Kathmandu Group saw sales spike 12 percent during the first half of FY21 ended January 31, largely from a strong performance by Rip Curl.
The New Zealand-based outdoor firm said that excluding store closed due to lockdowns, sales were down 10.3 in the half. Direct-to-consumer sales at Rip Curl grew 21.0 percent while Kathmandu declined 30.0 percent. Including closed stores, sales were down 18.5 percent , with Rip Curl up 7.4 percent and Kathmandu down 35.4 percent. Online represented 13.0 percent of direct to consumer sales, up from 8.9 percent last year.
Group wholesale sales for the six months were down 11.5 percent below the same period last year despite April/May COVID-19 lockdowns significantly impacting the sell-in period, with Rip Curl down 15.0 percent, and Oboz ahead 3.8 percent.
Kathmandu said EBITDA is expected to be in the range of $47 million to $49 million, including government subsidies and the
realization of cost synergies.
During the half, trade at a number of the Group’s stores continued to be disrupted by COVID-19. Sixty Greater Melbourne stores were closed for over 11 weeks during the second lockdown, and 14 Auckland stores were closed for over two weeks. Trading in Greater Sydney was affected over the Christmas period by the Northern Beaches outbreak. Airport stores in Australia and Rip Curl stores in Hawaii, Bali and Europe, are still impacted adversely by either COVID-19-related travel restrictions or government-mandated lockdowns and closures.
Commenting on the result, Group CEO Xavier Simonet said: “Our improved first-half operating profit underlines the resilience of our Group and validates the diversification strategy, launched through the successful acquisitions and integrations of Rip Curl and Oboz.” “Rip Curl’s record first-half performance highlights the strength of its brand and quality technical products. Rip Curl’s direct to consumer business will now begin the Northern Hemisphere summer with strong momentum. Forward orders for the Rip Curl wholesale business are above pre-COVID-19 levels, with encouraging early indications for future seasons.

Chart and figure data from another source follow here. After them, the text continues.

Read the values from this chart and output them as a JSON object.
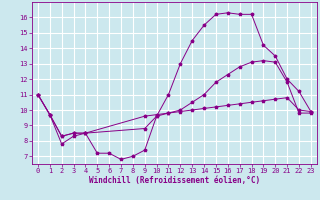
{
  "xlabel": "Windchill (Refroidissement éolien,°C)",
  "background_color": "#cce8ee",
  "grid_color": "#ffffff",
  "line_color": "#880088",
  "xlim": [
    -0.5,
    23.5
  ],
  "ylim": [
    6.5,
    17.0
  ],
  "yticks": [
    7,
    8,
    9,
    10,
    11,
    12,
    13,
    14,
    15,
    16
  ],
  "xticks": [
    0,
    1,
    2,
    3,
    4,
    5,
    6,
    7,
    8,
    9,
    10,
    11,
    12,
    13,
    14,
    15,
    16,
    17,
    18,
    19,
    20,
    21,
    22,
    23
  ],
  "line1_x": [
    0,
    1,
    2,
    3,
    4,
    5,
    6,
    7,
    8,
    9,
    10,
    11,
    12,
    13,
    14,
    15,
    16,
    17,
    18,
    19,
    20,
    21,
    22,
    23
  ],
  "line1_y": [
    11.0,
    9.7,
    7.8,
    8.3,
    8.5,
    7.2,
    7.2,
    6.8,
    7.0,
    7.4,
    9.6,
    11.0,
    13.0,
    14.5,
    15.5,
    16.2,
    16.3,
    16.2,
    16.2,
    14.2,
    13.5,
    12.0,
    11.2,
    9.9
  ],
  "line2_x": [
    0,
    1,
    2,
    3,
    4,
    9,
    10,
    11,
    12,
    13,
    14,
    15,
    16,
    17,
    18,
    19,
    20,
    21,
    22,
    23
  ],
  "line2_y": [
    11.0,
    9.7,
    8.3,
    8.5,
    8.5,
    8.8,
    9.6,
    9.8,
    10.0,
    10.5,
    11.0,
    11.8,
    12.3,
    12.8,
    13.1,
    13.2,
    13.1,
    11.8,
    9.8,
    9.8
  ],
  "line3_x": [
    0,
    1,
    2,
    3,
    4,
    9,
    10,
    11,
    12,
    13,
    14,
    15,
    16,
    17,
    18,
    19,
    20,
    21,
    22,
    23
  ],
  "line3_y": [
    11.0,
    9.7,
    8.3,
    8.5,
    8.5,
    9.6,
    9.7,
    9.8,
    9.9,
    10.0,
    10.1,
    10.2,
    10.3,
    10.4,
    10.5,
    10.6,
    10.7,
    10.8,
    10.0,
    9.9
  ]
}
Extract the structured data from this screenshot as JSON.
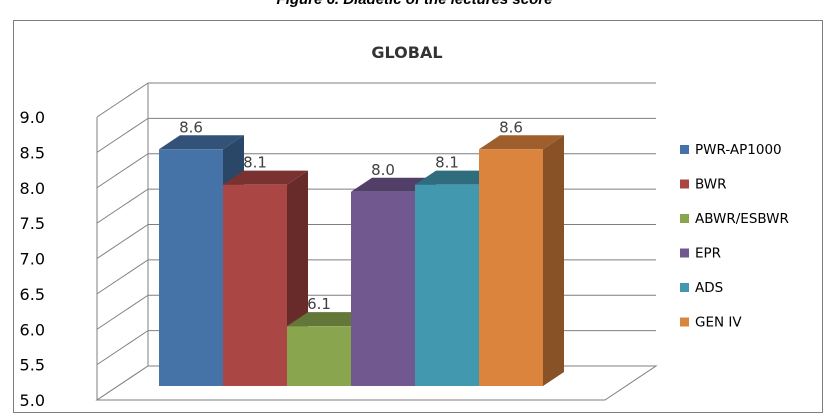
{
  "figure_caption": "Figure 6. Diadetic of the lectures score",
  "chart_data": {
    "type": "bar",
    "title": "GLOBAL",
    "xlabel": "",
    "ylabel": "",
    "ylim": [
      5.0,
      9.0
    ],
    "yticks": [
      "5.0",
      "5.5",
      "6.0",
      "6.5",
      "7.0",
      "7.5",
      "8.0",
      "8.5",
      "9.0"
    ],
    "grid": true,
    "legend_position": "right",
    "three_d": true,
    "series": [
      {
        "name": "PWR-AP1000",
        "value": 8.6,
        "label": "8.6",
        "color": "#4572a7"
      },
      {
        "name": "BWR",
        "value": 8.1,
        "label": "8.1",
        "color": "#aa4643"
      },
      {
        "name": "ABWR/ESBWR",
        "value": 6.1,
        "label": "6.1",
        "color": "#89a54e"
      },
      {
        "name": "EPR",
        "value": 8.0,
        "label": "8.0",
        "color": "#71588f"
      },
      {
        "name": "ADS",
        "value": 8.1,
        "label": "8.1",
        "color": "#4198af"
      },
      {
        "name": "GEN IV",
        "value": 8.6,
        "label": "8.6",
        "color": "#db843d"
      }
    ]
  }
}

“Kathmandu enjoyed robust sales growth in camping categories, with renewed interest in local travel and adventure activities within Australia and New Zealand. However, its performance was heavily impacted by low demand for insulation and rainwear resulting from the lack of international travelers to the Northern Hemisphere. To put the first-half performance in context, Kathmandu’s profit weighting has historically been heavily weighted to the second half-year, when winter in Australasia drives demand for insulation and rainwear.
“Oboz has delivered sales growth year on year, with the product innovation strategy pursued by the new Oboz management team reflecting in the forward order book, which is tracking well above pre-COVID-19 levels.”
The Group intends to release the full result for the half-year on March 23.